Harry, que tenía los ojos desorbitados de placer, gimió y empezó a perder el ritmo, golpeando cada vez más rápido. Draco sabía que eso significaba que estaba al borde y eso lo catapultó a su propio orgasmo. Unos segundos después, su culo volvía a apretarse alrededor de la polla de Harry, esta vez involuntariamente, mientras Draco notaba cómo su corrida empapaba su vientre y pecho, manchando el de Harry también.
Harry se corrió cuatro o cinco penetraciones después, en una estocada particularmente fuerte que hizo que Draco clavase las uñas con placer en la espalda de Harry. Con cuidado, Harry se apoyó en los brazos para levantarse, pero Draco se lo impidió con las piernas, obligándole a quedarse en el sitio.
—No te muevas —le pidió Draco, acariciándole la cara y apartándole el pelo húmedo de sudor de la frente—. Me gusta cuando estamos así.
Harry asintió y se quedó quieto, sosteniendo parte de su peso en los codos para no asfixiarle. Draco podía sentir cómo su polla iba reduciéndose dentro de su culo y este iba ajustándose a su tamaño. Con languidez, Draco enterró las manos en el pelo de Harry y le beso, dejando que este le mordisquease y lamiese los labios.
—¿Qué quieres hacer hoy? —murmulló Harry, repartiendo algunos besos por su cara.
—Por lo pronto, ducharme y desayunar. ¿Te parece?
—Sólo si me prometes que luego me devolverás el favor. —El pene de Draco dio un tironcito ante la perspectiva.
—Por Merlín, Potter.

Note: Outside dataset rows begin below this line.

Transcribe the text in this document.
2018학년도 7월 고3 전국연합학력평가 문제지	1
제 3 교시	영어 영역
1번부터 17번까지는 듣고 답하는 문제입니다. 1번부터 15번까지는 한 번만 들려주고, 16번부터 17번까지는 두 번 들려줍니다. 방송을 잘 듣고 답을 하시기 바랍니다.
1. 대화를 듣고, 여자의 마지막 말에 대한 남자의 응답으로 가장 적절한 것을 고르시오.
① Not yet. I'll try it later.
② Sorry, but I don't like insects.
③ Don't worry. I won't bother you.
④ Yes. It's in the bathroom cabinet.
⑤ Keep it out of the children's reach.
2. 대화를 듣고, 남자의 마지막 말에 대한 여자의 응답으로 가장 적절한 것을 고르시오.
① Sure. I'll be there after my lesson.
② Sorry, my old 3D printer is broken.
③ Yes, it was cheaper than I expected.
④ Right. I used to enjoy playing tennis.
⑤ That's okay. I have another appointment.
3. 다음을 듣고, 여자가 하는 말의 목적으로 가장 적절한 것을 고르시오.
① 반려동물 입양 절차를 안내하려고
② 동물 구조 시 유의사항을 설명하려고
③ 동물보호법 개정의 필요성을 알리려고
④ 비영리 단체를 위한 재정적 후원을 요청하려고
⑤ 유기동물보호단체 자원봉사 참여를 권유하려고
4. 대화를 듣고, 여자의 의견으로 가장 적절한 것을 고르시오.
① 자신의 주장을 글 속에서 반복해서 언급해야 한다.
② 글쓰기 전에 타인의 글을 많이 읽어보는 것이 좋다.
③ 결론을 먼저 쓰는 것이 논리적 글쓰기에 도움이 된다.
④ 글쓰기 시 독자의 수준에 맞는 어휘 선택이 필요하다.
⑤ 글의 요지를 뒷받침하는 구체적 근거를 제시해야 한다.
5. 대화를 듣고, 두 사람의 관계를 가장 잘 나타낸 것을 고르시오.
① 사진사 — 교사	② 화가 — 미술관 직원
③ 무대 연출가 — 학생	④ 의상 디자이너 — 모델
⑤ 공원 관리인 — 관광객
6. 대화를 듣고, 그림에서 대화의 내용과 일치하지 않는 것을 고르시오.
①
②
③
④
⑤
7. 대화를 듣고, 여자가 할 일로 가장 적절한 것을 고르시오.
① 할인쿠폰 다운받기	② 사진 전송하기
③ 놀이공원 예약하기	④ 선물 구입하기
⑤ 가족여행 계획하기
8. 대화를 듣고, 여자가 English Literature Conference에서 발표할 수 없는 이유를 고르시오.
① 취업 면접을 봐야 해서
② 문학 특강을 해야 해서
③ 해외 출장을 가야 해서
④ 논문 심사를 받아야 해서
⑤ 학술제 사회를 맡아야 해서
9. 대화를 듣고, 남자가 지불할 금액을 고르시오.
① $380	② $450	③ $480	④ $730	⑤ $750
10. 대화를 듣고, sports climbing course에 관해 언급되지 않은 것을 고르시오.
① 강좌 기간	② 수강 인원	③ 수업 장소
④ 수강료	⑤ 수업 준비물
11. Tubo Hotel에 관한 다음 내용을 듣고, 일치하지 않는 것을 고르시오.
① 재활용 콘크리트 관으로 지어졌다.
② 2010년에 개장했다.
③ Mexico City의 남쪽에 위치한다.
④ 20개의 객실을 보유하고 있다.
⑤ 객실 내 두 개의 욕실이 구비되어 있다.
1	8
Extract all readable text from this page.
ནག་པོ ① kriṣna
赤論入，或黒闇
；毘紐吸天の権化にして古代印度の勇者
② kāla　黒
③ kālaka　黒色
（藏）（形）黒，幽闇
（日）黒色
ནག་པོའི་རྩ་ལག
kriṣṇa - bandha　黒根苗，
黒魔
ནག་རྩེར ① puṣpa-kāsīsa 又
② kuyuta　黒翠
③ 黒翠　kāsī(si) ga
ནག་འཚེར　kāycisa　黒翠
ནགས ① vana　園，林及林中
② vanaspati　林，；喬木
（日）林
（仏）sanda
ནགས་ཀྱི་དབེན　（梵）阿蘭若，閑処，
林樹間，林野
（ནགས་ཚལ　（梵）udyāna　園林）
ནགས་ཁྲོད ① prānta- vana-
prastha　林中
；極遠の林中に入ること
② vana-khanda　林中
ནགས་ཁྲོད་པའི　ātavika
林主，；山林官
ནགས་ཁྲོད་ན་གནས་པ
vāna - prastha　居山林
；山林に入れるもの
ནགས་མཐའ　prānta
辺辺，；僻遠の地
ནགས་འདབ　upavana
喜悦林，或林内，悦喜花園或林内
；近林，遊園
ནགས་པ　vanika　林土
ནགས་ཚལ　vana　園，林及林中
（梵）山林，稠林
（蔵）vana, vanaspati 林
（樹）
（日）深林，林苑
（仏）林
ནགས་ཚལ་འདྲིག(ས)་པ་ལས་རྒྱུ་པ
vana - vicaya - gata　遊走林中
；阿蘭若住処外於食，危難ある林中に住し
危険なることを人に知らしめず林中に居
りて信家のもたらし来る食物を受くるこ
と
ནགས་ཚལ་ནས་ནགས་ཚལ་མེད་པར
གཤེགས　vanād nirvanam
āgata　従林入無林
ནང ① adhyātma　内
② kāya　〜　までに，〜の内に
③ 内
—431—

Pareces un íncubo —protestó Draco débilmente, sonriendo.
—¿Entonces?
—Por supuesto que estaré encantado de devolverte el favor, Potter. —Le beso la punta de la nariz él.
Harry se levantó de encima de él y le dio un lametón en el pecho, recogiendo parte de su esencia antes de darle otro beso. Salió caminando hacia el cuarto de baño, guiñándole un ojo. Draco se levantó y le siguió inmediatamente.